Minimizing "reserved" words

Daniel9 via Digitalmars-d digitalmars-d at puremagic.com
Tue Nov 1 05:28:58 PDT 2016


On Monday, 31 October 2016 at 20:45:56 UTC, Jacob Carlborg wrote:
> The "reserved" words I'm referring to are not necessarily 
> keywords in the language but otherwise words that should be 
> avoided, especially for defining methods in aggregates. I'm 
> mostly thinking of built-in properties like .init, .classinfo, 
> .sizeof, .outer and so on.
>
> All of the above can be used as variable names. Some of the 
> above names can be used as methods in aggregates but some 
> cannot. Of the above names only "sizeof" cannot be used as a 
> method name.
>
> Would it be better to try to minimize these special words and 
> instead use either compiler recognized functions/templates or 
> something like __traits? If they were compiler recognized 
> functions, defined somewhere in druntime, the normal language 
> lookup rules could be used to disambiguate the compiler 
> recognized functions from user defined functions. Or if a 
> __trait is used, that would have it's own namespace and not 
> cause any conflicts.
>
> In the latest release of DMD (2.072.0) TypeInfo.init has been 
> deprecate in favor of TypeInfo.initializer. That would not have 
> been needed if .init wasn't a built-in property but instead a 
> compiler recognized function.
>
> Thoughts? Too late to change, to much could would break?

This information from Wiki, I hope it will be useful. That 
general reserved words and keywords need not coincide, but in 
most modern languages keywords are a subset of reserved words, as 
this makes parsing easier, since keywords cannot be confused with 
identifiers.

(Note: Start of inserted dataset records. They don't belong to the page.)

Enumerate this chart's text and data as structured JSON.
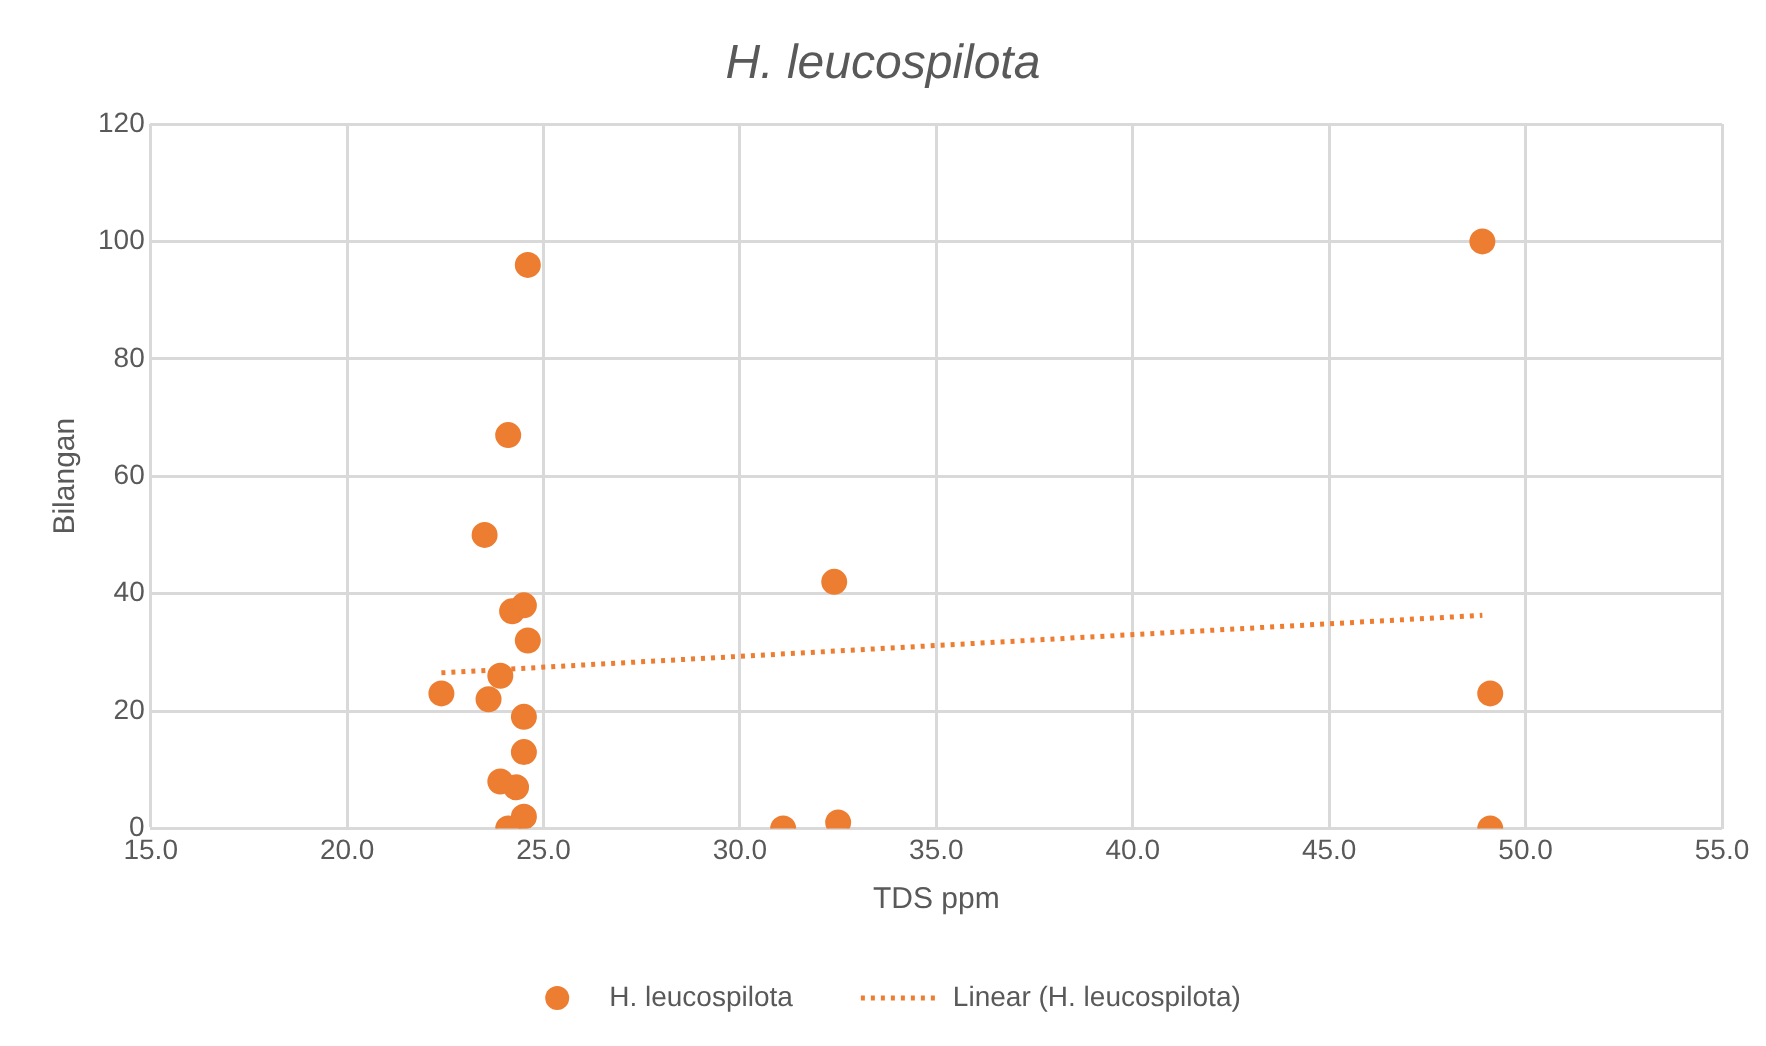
{
  "chart_data": {
    "type": "scatter",
    "title": "H. leucospilota",
    "xlabel": "TDS ppm",
    "ylabel": "Bilangan",
    "xlim": [
      15,
      55
    ],
    "xticks": [
      {
        "value": 15,
        "label": "15.0"
      },
      {
        "value": 20,
        "label": "20.0"
      },
      {
        "value": 25,
        "label": "25.0"
      },
      {
        "value": 30,
        "label": "30.0"
      },
      {
        "value": 35,
        "label": "35.0"
      },
      {
        "value": 40,
        "label": "40.0"
      },
      {
        "value": 45,
        "label": "45.0"
      },
      {
        "value": 50,
        "label": "50.0"
      },
      {
        "value": 55,
        "label": "55.0"
      }
    ],
    "ylim": [
      0,
      120
    ],
    "yticks": [
      0,
      20,
      40,
      60,
      80,
      100,
      120
    ],
    "grid": true,
    "legend": "bottom",
    "series": [
      {
        "name": "H. leucospilota",
        "marker": "circle",
        "color": "#ed7d31",
        "x": [
          24.6,
          24.1,
          23.5,
          24.2,
          24.5,
          24.6,
          22.4,
          23.9,
          23.6,
          24.5,
          24.5,
          23.9,
          24.3,
          24.5,
          24.1,
          32.4,
          31.1,
          32.5,
          48.9,
          49.1,
          49.1
        ],
        "values": [
          96,
          67,
          50,
          37,
          38,
          32,
          23,
          26,
          22,
          19,
          13,
          8,
          7,
          2,
          0,
          42,
          0,
          1,
          100,
          23,
          0
        ]
      },
      {
        "name": "Linear (H. leucospilota)",
        "type": "line",
        "marker": "none",
        "line_style": "dotted",
        "color": "#ed7d31",
        "x": [
          22.4,
          48.9
        ],
        "values": [
          26.5,
          36.3
        ]
      }
    ]
  }
}
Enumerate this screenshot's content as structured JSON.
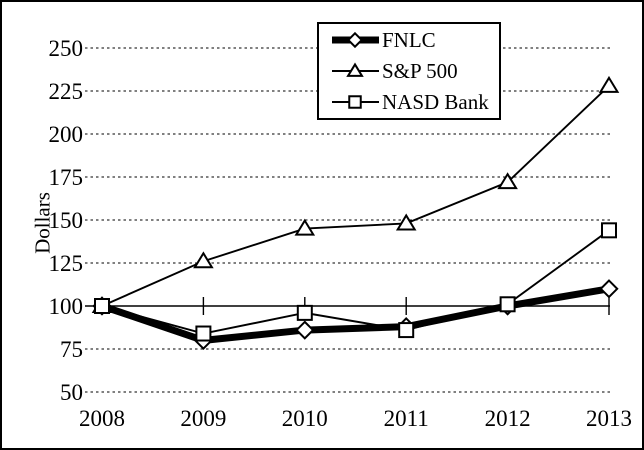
{
  "chart_data": {
    "type": "line",
    "title": "",
    "ylabel": "Dollars",
    "xlabel": "",
    "x_labels": [
      "2008",
      "2009",
      "2010",
      "2011",
      "2012",
      "2013"
    ],
    "y_ticks": [
      250,
      225,
      200,
      175,
      150,
      125,
      100,
      75,
      50
    ],
    "ylim": [
      50,
      262
    ],
    "axis_cross_value": 100,
    "grid": "horizontal dashed gridlines, solid category axis at 100 with cross ticks",
    "legend_position": "top-center-box",
    "series": [
      {
        "name": "FNLC",
        "marker": "diamond",
        "line_weight": "thick",
        "values": [
          100,
          80,
          86,
          88,
          100,
          110
        ]
      },
      {
        "name": "S&P 500",
        "marker": "triangle",
        "line_weight": "thin",
        "values": [
          100,
          126,
          145,
          148,
          172,
          228
        ]
      },
      {
        "name": "NASD Bank",
        "marker": "square",
        "line_weight": "thin",
        "values": [
          100,
          84,
          96,
          86,
          101,
          144
        ]
      }
    ],
    "colors": {
      "line": "#000000",
      "marker_fill": "#ffffff",
      "text": "#000000",
      "background": "#ffffff",
      "frame_border": "#000000"
    }
  }
}
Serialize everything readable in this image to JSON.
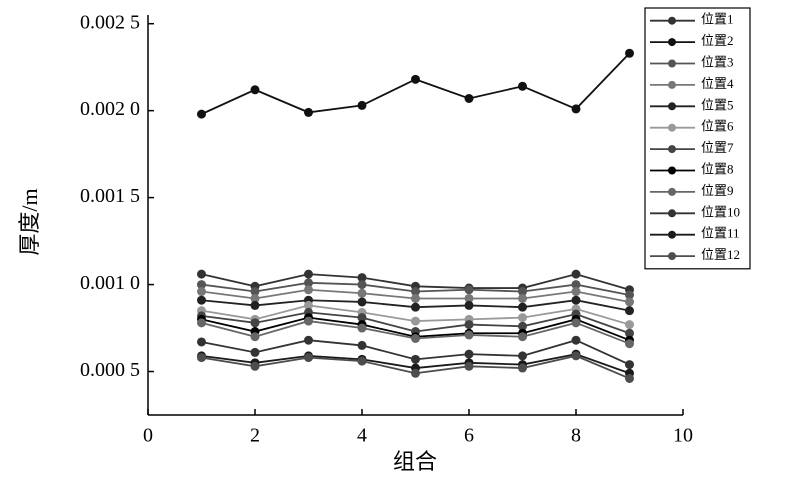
{
  "chart_data": {
    "type": "line",
    "x_label": "组合",
    "y_label": "厚度/m",
    "xlim": [
      0,
      10
    ],
    "xticks": [
      0,
      2,
      4,
      6,
      8,
      10
    ],
    "ylim": [
      0.00025,
      0.00255
    ],
    "yticks": [
      {
        "value": 0.0005,
        "label": "0.000 5"
      },
      {
        "value": 0.001,
        "label": "0.001 0"
      },
      {
        "value": 0.0015,
        "label": "0.001 5"
      },
      {
        "value": 0.002,
        "label": "0.002 0"
      },
      {
        "value": 0.0025,
        "label": "0.002 5"
      }
    ],
    "grid": false,
    "legend": "upper right",
    "x": [
      1,
      2,
      3,
      4,
      5,
      6,
      7,
      8,
      9
    ],
    "series": [
      {
        "name": "位置1",
        "color": "#333333",
        "values": [
          0.00106,
          0.00099,
          0.00106,
          0.00104,
          0.00099,
          0.00098,
          0.00098,
          0.00106,
          0.00097
        ]
      },
      {
        "name": "位置2",
        "color": "#111111",
        "values": [
          0.00198,
          0.00212,
          0.00199,
          0.00203,
          0.00218,
          0.00207,
          0.00214,
          0.00201,
          0.00233
        ]
      },
      {
        "name": "位置3",
        "color": "#555555",
        "values": [
          0.001,
          0.00096,
          0.00101,
          0.001,
          0.00096,
          0.00097,
          0.00096,
          0.001,
          0.00094
        ]
      },
      {
        "name": "位置4",
        "color": "#777777",
        "values": [
          0.00096,
          0.00092,
          0.00097,
          0.00095,
          0.00092,
          0.00092,
          0.00092,
          0.00096,
          0.0009
        ]
      },
      {
        "name": "位置5",
        "color": "#222222",
        "values": [
          0.00091,
          0.00088,
          0.00091,
          0.0009,
          0.00087,
          0.00088,
          0.00087,
          0.00091,
          0.00085
        ]
      },
      {
        "name": "位置6",
        "color": "#999999",
        "values": [
          0.00085,
          0.0008,
          0.00088,
          0.00084,
          0.00079,
          0.0008,
          0.00081,
          0.00086,
          0.00077
        ]
      },
      {
        "name": "位置7",
        "color": "#444444",
        "values": [
          0.00082,
          0.00078,
          0.00084,
          0.00081,
          0.00073,
          0.00077,
          0.00076,
          0.00083,
          0.00072
        ]
      },
      {
        "name": "位置8",
        "color": "#000000",
        "values": [
          0.0008,
          0.00073,
          0.00081,
          0.00077,
          0.0007,
          0.00072,
          0.00072,
          0.0008,
          0.00068
        ]
      },
      {
        "name": "位置9",
        "color": "#666666",
        "values": [
          0.00078,
          0.0007,
          0.00079,
          0.00075,
          0.00069,
          0.00071,
          0.0007,
          0.00078,
          0.00066
        ]
      },
      {
        "name": "位置10",
        "color": "#333333",
        "values": [
          0.00067,
          0.00061,
          0.00068,
          0.00065,
          0.00057,
          0.0006,
          0.00059,
          0.00068,
          0.00054
        ]
      },
      {
        "name": "位置11",
        "color": "#1a1a1a",
        "values": [
          0.00059,
          0.00055,
          0.00059,
          0.00057,
          0.00052,
          0.00055,
          0.00054,
          0.0006,
          0.00049
        ]
      },
      {
        "name": "位置12",
        "color": "#4d4d4d",
        "values": [
          0.00058,
          0.00053,
          0.00058,
          0.00056,
          0.00049,
          0.00053,
          0.00052,
          0.00059,
          0.00046
        ]
      }
    ]
  }
}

In some languages, like C or Python, reserved words 
and keywords coincide, while in other languages, like Java, all 
keywords are reserved words, but some reserved words are not 
keywords – these are "reserved for future use". In yet other 
languages, such as the older languages ALGOL, FORTRAN and PL/I, 
there are keywords but no reserved words, with keywords being 
distinguished from identifiers by other means. This makes parsing 
more difficult with look-ahead parsers necessary.